PEMA investigating metabarcoding

Running on HPC

PEMA has been developed in a High Performance Computing (HPC)-oriented way.

That is because it is rather usual to have large datasets of dozins, maybe hundreds of samples to analyze.

Many of the tools and the algorithms encapsulated on PEMA require for either essential computational power or memory (RAM) or sometimes both. Thus, PEMA was developed fon HPC systems originally.

The best way to run PEMA is at an HPC system using the Singularity container.

Assuming you have access at an HPC system, you need to check whether that supports Singularity in a version later than v3.0.

To do so, you may run

singularity --version

If Singularity is not available, you need to ask your sys-admin to add it.
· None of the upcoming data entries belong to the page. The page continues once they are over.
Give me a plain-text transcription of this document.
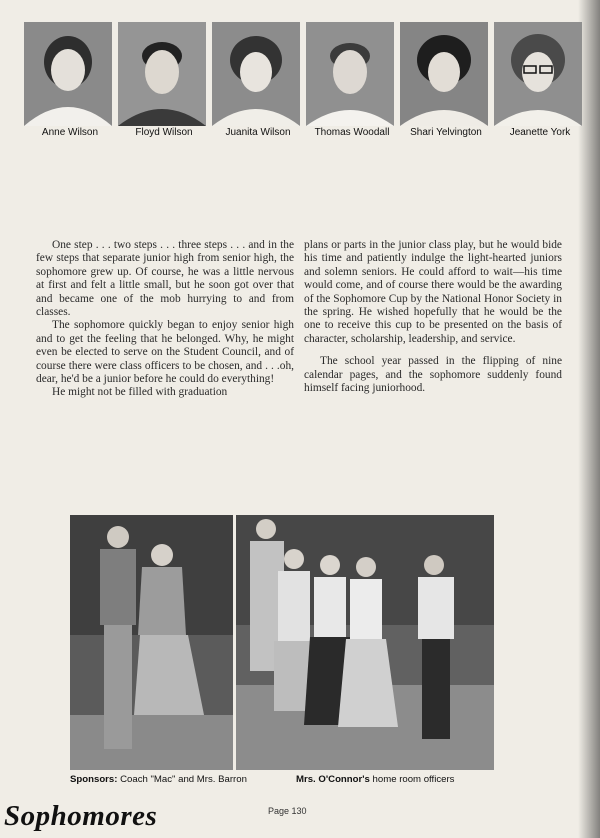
Anne Wilson	Floyd Wilson	Juanita Wilson	Thomas Woodall	Shari Yelvington	Jeanette York

One step . . . two steps . . . three steps . . . and in the few steps that separate junior high from senior high, the sophomore grew up. Of course, he was a little nervous at first and felt a little small, but he soon got over that and became one of the mob hurrying to and from classes.

The sophomore quickly began to enjoy senior high and to get the feeling that he belonged. Why, he might even be elected to serve on the Student Council, and of course there were class officers to be chosen, and . . .oh, dear, he'd be a junior before he could do everything!

He might not be filled with graduation

plans or parts in the junior class play, but he would bide his time and patiently indulge the light-hearted juniors and solemn seniors. He could afford to wait—his time would come, and of course there would be the awarding of the Sophomore Cup by the National Honor Society in the spring. He wished hopefully that he would be the one to receive this cup to be presented on the basis of character, scholarship, leadership, and service.

The school year passed in the flipping of nine calendar pages, and the sophomore suddenly found himself facing juniorhood.

Sponsors: Coach "Mac" and Mrs. Barron	Mrs. O'Connor's home room officers
Sophomores	Page 130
Singularity is also HPC-oriented so there are no problems for the HPC coming with that.

In case you need to install Singularity on your own, you may follow the steps described on the official Singularity site here.

Once Singularity is on, you need to run the following command to get the PEMA container on your account

singularity pull shub://hariszaf/pema:<tag>

This will take a few moments as the container is 3Gb approximately.

If you leave the :<tag> part empty, then you will get the latest PEMA version.

The latest version is changing from time to time and it is the most recent version of PEMA with the newest feature included.

You may have a look on the PEMA versioning section for more details on that.

Once the container has been downloaded completed, you are ready to go!

Now, you shall follow the how to run PEMA instructions described here.

Assuming your HPC system uses SLURM as a job scheduling system, here is a sbatch script example on how to run PEMA.


#SBATCH --partition=batch
#SBATCH --nodes=1
#SBATCH --nodelist=
#SBATCH --ntasks-per-node=20
#SBATCH --mem=
#SBATCH --job-name="testPema"
#SBATCH --output=test.output
#SBATCH --mail-type=ALL
#SBATCH --requeue

singularity run \
-B /<path_to_your>/analysis_directory/:/mnt/analysis \